In terms of demand, Jones Lang LaSalle said vacancy has dropped in the first quarter of this year in several key market segments.

These include Prime Grade A offices where the vacancy rate dropped from about four per cent in the fourth quarter last year, to about three per cent in the first quarter of 2010.

These mostly resulted from the success of prominent Prime Grade A office buildings such as Republic Plaza, UOB Plaza 1, Capital Square and One George Street in terms of securing tenants and reducing vacancies.

Going forward, the consultant said with the potential oversupply of office space and increased competition amongst landlords, the high end segment of the office market will be able to command premium over existing older buildings as demand finally returns to the market.

Source : Channel NewsAsia – 24 Mar 2010

Mohamed Sultan office site draws aggressive bids

THE Urban Redevelopment Authority (URA) yesterday received surprisingly high bids for a transitional office site at Mohamed Sultan Road.

The 15-year leasehold plot attracted three bids. The highest was $17.19 million, or $172 per sq ft per plot ratio (psf ppr), from a boutique property developer and sports fashion retailer Link (THM) Holdings Pte Ltd.

Yesterday’s top bid was eye-catching on several counts. First, it was 3.7 times that of the sole bid which URA received in 2008 when it last tried to sell the site. That bid, at just $4.65 million, was rejected.

Second, it far exceeded the trigger price for the site. URA put the site up for tender again in February after a developer committed to pay at least $9.33 million for the land.

The other two bids which came in yesterday were also higher than the trigger price. OKH Management Pte Ltd, a unit of building contractor OKH Holdings Pte Ltd, offered to pay $13.29 million, or $133 psf ppr.

The third bid, at $11.16 million or $112 psf ppr, came from Agrow Investments Pte Ltd.

The results of yesterday’s tender ‘exceeded expectations’ and reflects confidence about the office market, said Savills Singapore commercial leasing director Agnes Tay.

The office site spans 66,482 sq ft and has a maximum gross floor area of 99,728 sq ft. Ms Tay estimated that with construction costs, total investment in the site could come up to around $32.2 million.

This would translate to a breakeven rental of around $2.50-$3.00 psf over 14 years – the amount of lease remaining when the site is ready in about a year’s time. This would be ‘appealing to many office users, especially big organisations who appreciate less volatility in rents over time’, she said.

Cushman & Wakefield Singapore managing director Donald Han also described the bids for the site as ‘aggressive’. The top bidder is perhaps confident of controlling construction costs, he said.

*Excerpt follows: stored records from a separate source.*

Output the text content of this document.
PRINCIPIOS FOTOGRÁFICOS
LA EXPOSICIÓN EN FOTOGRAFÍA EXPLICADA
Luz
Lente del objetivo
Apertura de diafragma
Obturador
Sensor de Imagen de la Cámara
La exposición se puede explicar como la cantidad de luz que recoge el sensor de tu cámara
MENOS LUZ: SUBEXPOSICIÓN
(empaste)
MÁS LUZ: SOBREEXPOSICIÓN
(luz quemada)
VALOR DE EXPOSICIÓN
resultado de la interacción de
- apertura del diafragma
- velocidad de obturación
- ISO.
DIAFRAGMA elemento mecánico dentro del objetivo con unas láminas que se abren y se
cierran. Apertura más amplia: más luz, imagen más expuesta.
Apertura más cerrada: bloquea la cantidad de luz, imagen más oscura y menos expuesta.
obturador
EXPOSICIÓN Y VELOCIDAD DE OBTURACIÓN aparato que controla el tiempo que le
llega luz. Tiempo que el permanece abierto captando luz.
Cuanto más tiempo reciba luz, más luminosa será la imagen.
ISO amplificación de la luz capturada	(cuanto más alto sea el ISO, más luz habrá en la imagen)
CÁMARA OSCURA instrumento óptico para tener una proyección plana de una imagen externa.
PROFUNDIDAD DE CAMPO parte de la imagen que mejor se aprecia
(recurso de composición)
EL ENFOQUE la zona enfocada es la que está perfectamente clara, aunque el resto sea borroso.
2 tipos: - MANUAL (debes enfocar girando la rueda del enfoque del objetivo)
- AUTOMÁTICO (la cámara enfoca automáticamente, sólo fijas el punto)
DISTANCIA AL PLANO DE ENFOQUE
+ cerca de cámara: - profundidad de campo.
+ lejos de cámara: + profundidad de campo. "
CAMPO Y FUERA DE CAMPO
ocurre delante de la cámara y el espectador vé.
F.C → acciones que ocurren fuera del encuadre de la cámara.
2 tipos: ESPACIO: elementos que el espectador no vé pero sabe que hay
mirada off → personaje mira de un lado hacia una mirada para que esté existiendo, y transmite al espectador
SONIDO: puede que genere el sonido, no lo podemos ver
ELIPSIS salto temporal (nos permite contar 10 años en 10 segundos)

According to Link (THM)’s website, the company has developed a number of landed homes in Districts 9, 10 and 11. Its latest launches include a good class bungalow at Astrid Hill and semi-detached houses at Holland Road.

Link (THM) also distributes bags by brands such as Nike and Adidas. It has shops in VivoCity, Jurong Point and other malls.

Mr Han added that by the middle of next year, when the office space is completed, rents in the market would probably have picked up.